Ülkemizde 9. Sınıftan itibaren (13-14 yaşlar) hangi liseye gidileceği, hangi dalın seçileceği, hangi seçmeli derslerin alınacağı ve bunu takiben hangi üniversite ve hangi mesleğe adım atılacağı planlanmak durumundadır. Üniversiteye gitmeyip, başka yollarla meslek edinmek de başka bir alternatiftir.

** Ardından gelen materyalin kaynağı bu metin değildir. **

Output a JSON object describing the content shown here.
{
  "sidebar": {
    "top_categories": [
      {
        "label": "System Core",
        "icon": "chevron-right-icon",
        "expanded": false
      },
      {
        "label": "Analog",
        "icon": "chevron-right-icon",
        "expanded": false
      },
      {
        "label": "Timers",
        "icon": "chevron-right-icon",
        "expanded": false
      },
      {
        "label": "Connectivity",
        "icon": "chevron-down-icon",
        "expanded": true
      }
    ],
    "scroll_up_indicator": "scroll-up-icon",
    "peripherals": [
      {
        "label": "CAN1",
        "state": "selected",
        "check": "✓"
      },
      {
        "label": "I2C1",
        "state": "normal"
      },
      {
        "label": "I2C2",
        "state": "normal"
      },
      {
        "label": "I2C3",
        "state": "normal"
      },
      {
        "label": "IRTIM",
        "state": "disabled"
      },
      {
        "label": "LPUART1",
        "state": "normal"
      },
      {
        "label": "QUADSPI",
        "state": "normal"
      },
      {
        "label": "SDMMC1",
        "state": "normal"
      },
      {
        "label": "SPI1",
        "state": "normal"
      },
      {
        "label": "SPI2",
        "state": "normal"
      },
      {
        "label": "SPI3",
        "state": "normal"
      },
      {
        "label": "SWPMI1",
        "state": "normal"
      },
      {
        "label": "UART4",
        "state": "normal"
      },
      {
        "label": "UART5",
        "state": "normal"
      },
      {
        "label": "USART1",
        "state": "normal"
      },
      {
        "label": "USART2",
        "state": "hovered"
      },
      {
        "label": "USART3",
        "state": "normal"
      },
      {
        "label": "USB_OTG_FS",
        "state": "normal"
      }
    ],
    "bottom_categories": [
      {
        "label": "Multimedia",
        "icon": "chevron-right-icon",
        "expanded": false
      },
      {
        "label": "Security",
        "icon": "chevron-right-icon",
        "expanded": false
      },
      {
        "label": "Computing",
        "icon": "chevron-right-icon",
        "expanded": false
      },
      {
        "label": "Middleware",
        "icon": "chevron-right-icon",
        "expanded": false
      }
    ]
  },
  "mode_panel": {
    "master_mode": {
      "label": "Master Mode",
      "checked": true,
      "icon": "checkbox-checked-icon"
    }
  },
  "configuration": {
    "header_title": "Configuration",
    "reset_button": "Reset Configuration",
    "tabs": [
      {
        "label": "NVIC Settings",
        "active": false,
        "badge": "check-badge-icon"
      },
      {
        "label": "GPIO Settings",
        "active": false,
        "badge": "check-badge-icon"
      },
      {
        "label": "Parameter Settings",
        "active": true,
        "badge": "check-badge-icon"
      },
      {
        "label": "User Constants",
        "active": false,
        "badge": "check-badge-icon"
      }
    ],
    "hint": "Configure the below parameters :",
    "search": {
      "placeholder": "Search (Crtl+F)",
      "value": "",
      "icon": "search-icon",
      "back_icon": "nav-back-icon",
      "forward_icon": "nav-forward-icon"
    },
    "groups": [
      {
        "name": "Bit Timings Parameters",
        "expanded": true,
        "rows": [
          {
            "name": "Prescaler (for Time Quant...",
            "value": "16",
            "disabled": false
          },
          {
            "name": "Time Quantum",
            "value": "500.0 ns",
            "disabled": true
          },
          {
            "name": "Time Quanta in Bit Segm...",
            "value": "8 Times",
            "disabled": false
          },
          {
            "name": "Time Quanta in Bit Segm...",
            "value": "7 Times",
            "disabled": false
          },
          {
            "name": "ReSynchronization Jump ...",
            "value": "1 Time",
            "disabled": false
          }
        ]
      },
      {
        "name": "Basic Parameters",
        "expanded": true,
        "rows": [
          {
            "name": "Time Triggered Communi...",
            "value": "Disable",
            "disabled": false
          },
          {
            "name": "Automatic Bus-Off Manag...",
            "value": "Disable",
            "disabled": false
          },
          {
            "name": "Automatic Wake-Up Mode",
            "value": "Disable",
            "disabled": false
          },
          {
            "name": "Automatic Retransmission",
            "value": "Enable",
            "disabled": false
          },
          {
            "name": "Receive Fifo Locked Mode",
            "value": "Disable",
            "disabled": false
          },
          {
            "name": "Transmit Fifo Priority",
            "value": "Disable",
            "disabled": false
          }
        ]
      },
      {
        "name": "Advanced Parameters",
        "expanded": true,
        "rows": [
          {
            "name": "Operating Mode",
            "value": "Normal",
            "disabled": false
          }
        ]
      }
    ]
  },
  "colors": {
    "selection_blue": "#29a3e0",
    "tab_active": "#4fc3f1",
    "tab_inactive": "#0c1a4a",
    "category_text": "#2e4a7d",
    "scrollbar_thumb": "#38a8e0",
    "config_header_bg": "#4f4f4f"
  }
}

Burada verilecek karar ve atılacak adımlar kişinin bir ömür boyu sosyoekonomik durumunu, ilişkilerini, çevresini, dolayısıyla tüm hayatını etkileyecek önemdedir. Bireyin mutluluğu ve sağlıklı ruh halini korumasında da mesleki doyum birinci derecede etkili faktörlerdendir.
Ergenlik döneminin kendine özel çalkantılı dünyasında hemen her konuda olduğu gibi, meslek seçiminde de sağlıklı bir karar almak oldukça zordur. Gencin ilgi, beceri, kişilik özelliklerini dikkate alarak, meslekler hakkında bilgilendirmek ve kendine en uygun mesleğe yönlendirmek öncelikle aile ve orta öğretim kurumlarının görev ve sorumluluğundadır. Bu konuda birçok dernek, kulüp benzeri sosyal kurumlarında ciddi çalışma ve desteğinin olduğunu biliyoruz. Mesleki rehberlik programı uygulanmış çocukların, tutarlı meslek seçimleri yaptıkları kanıtlanmış bir gerçektir.
Ergene destek ve önder olabilmek için öncelikle mesleğin tarifi ve nitelikleri iyi bilinmelidir. Meslek,yapana maddi ve manevi bir doyum sağlayacak, yapılırken bireysel haz verecek, belli bir eğitim, tecrübe, bilgi ve beceri gerektiren bir faaliyettir. Mesleğin yasalara, toplumsal ve ahlaki kurallara uygun olması gerekir. Bundan dolayı kazanç sağlayan her iş meslek olarak kabul edilmez. İş ve meslek terimleri de birbiriyle çok karışmaktadır. Daha çok gelip geçici özellik taşıyan, ciddi beceri, tecrübe ve eğitim istemeden hemen herkesin yapabildiği faaliyetler iş olarak tanımlanır. Örneğin, tezgâhta simit, limon satmak meslek değil, bir iştir.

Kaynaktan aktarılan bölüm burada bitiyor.